If we look at the problem on a document-level, there is the potential for communicating relevant information in the form of spam. But we already know this doesn't work: nothing is relevant to everyone with an email address (much less to everyone in your address book, as some people have proven to me with their cute animals/national anthem/animated gif forwards).

On the other hand, if we look at it on a larger structural-level, we see something more interesting: at least half a billion email addresses receiving spam, most of which have some sort of spam filter in place (this is a guess based in the popularity of Yahoo! mail, Hotmail, Gmail, etc.). Content-based spam filters are, in a sense, fitness functions for the human-ness of a message. What's more, when an email gets past a spam filter, you get a real live human to decide whether its legitimate or not.

Ignoring any ethical dilemmas, I propose a learning system that makes an attempt to "reach out" to others via email, revising its attempts based on the clicks each different email receives (of course, there would be a URL in the message). I predict it will derive a shorter version of the Nigerian email scam, or something with the same theme ("I'm in need of trouble and need a response").

Friday, September 01, 2006

"En Það Besta Sem Guð Hefur Skapað..."

It seems like we have a hunger for "newness", or death and rebirth. In Christianity, we have the death of the "misdeeds of the body" (Romans 8:13) and rebirth in Christ (and in Judaism, the Jubilee year). In Buddhism, the total death of self and recreation (or perhaps "realization") of oneness with everything. Academia is colored religous by its semester-oriented structure; any student can explain the "fresh" feeling of a new semester. Sartre takes this to an extreme, saying that we are new creations every moment (which, oddly enough, causes angst). Total permanence, reminiscent of Parmenides, traps us. Total impermanence, a la Heraclitus ("Everything flows, nothing stands still."), frightens us and causes angst.

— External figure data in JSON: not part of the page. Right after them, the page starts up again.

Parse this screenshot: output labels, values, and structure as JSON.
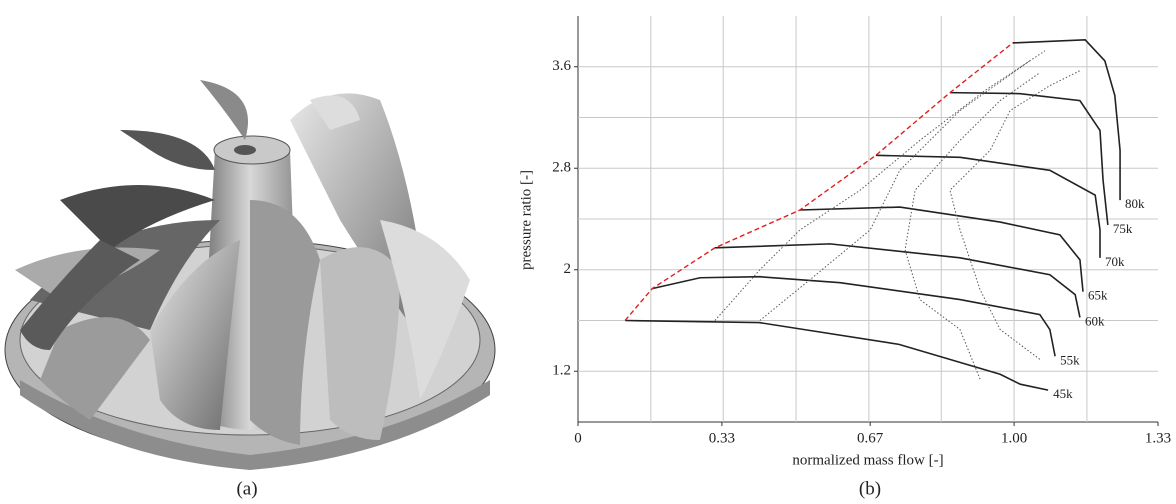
{
  "chart_data": {
    "type": "line",
    "xlabel": "normalized mass flow [-]",
    "ylabel": "pressure ratio [-]",
    "xlim": [
      0,
      1.33
    ],
    "ylim": [
      0.8,
      4.0
    ],
    "xticks": [
      0,
      0.33,
      0.67,
      {
        "value": 1,
        "label": "1.00"
      },
      1.33
    ],
    "yticks": [
      1.2,
      2.0,
      2.8,
      3.6
    ],
    "xgrid": [
      0.167,
      0.333,
      0.5,
      0.667,
      0.833,
      1.0,
      1.167
    ],
    "ygrid": [
      1.2,
      1.6,
      2.0,
      2.4,
      2.8,
      3.2,
      3.6
    ],
    "grid": true,
    "series": [
      {
        "name": "45k",
        "color": "#222222",
        "style": "solid",
        "x": [
          0.108,
          0.415,
          0.736,
          0.968,
          1.014,
          1.078
        ],
        "values": [
          1.6,
          1.584,
          1.412,
          1.176,
          1.098,
          1.051
        ]
      },
      {
        "name": "55k",
        "color": "#222222",
        "style": "solid",
        "x": [
          0.17,
          0.28,
          0.417,
          0.601,
          0.876,
          1.059,
          1.082,
          1.094
        ],
        "values": [
          1.851,
          1.937,
          1.945,
          1.898,
          1.765,
          1.647,
          1.529,
          1.318
        ]
      },
      {
        "name": "60k",
        "color": "#222222",
        "style": "solid",
        "x": [
          0.314,
          0.578,
          0.876,
          1.082,
          1.14,
          1.151
        ],
        "values": [
          2.173,
          2.204,
          2.094,
          1.961,
          1.804,
          1.624
        ]
      },
      {
        "name": "65k",
        "color": "#222222",
        "style": "solid",
        "x": [
          0.509,
          0.738,
          0.968,
          1.105,
          1.151,
          1.158
        ],
        "values": [
          2.471,
          2.494,
          2.376,
          2.275,
          2.078,
          1.827
        ]
      },
      {
        "name": "70k",
        "color": "#222222",
        "style": "solid",
        "x": [
          0.683,
          0.876,
          1.082,
          1.186,
          1.197,
          1.197
        ],
        "values": [
          2.902,
          2.886,
          2.784,
          2.588,
          2.314,
          2.094
        ]
      },
      {
        "name": "75k",
        "color": "#222222",
        "style": "solid",
        "x": [
          0.853,
          1.014,
          1.151,
          1.197,
          1.204,
          1.215
        ],
        "values": [
          3.396,
          3.388,
          3.333,
          3.098,
          2.706,
          2.353
        ]
      },
      {
        "name": "80k",
        "color": "#222222",
        "style": "solid",
        "x": [
          0.997,
          1.163,
          1.208,
          1.231,
          1.243,
          1.243
        ],
        "values": [
          3.788,
          3.812,
          3.647,
          3.373,
          2.941,
          2.549
        ]
      },
      {
        "color": "#e02020",
        "style": "dashed",
        "x": [
          0.108,
          0.17,
          0.314,
          0.509,
          0.683,
          0.853,
          0.997
        ],
        "values": [
          1.6,
          1.851,
          2.173,
          2.471,
          2.902,
          3.396,
          3.788
        ]
      },
      {
        "color": "#555555",
        "style": "dotted",
        "x": [
          0.314,
          0.417,
          0.509,
          0.647,
          0.784,
          0.933,
          1.071
        ],
        "values": [
          1.6,
          2.0,
          2.314,
          2.627,
          3.02,
          3.412,
          3.726
        ]
      },
      {
        "color": "#555555",
        "style": "dotted",
        "x": [
          0.417,
          0.532,
          0.67,
          0.738,
          0.876,
          1.036
        ],
        "values": [
          1.6,
          1.922,
          2.314,
          2.784,
          3.255,
          3.647
        ]
      },
      {
        "color": "#555555",
        "style": "dotted",
        "x": [
          0.922,
          0.876,
          0.784,
          0.75,
          0.773,
          0.876,
          0.968,
          1.059
        ],
        "values": [
          1.137,
          1.529,
          1.765,
          2.157,
          2.627,
          3.02,
          3.333,
          3.553
        ]
      },
      {
        "color": "#555555",
        "style": "dotted",
        "x": [
          1.059,
          0.968,
          0.922,
          0.876,
          0.853,
          0.945,
          0.991,
          1.082,
          1.151
        ],
        "values": [
          1.294,
          1.529,
          1.843,
          2.314,
          2.627,
          2.941,
          3.255,
          3.451,
          3.569
        ]
      }
    ]
  },
  "figure": {
    "captions": [
      "(a)",
      "(b)"
    ]
  }
}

Perhaps the love of shopping that so characterizes our American society thrives on this dichotomy? Materialism is a continual recreation through addition, coupled with an eventual eradication of the old. (Being the only sort of "recreation" people know, it's not suprising that Christian speakers spend so much time discouraging this attitude in the context of Christianity.) Materialism provides a sense of newness without forcing us to identify with a purely permanent or impermanent nature.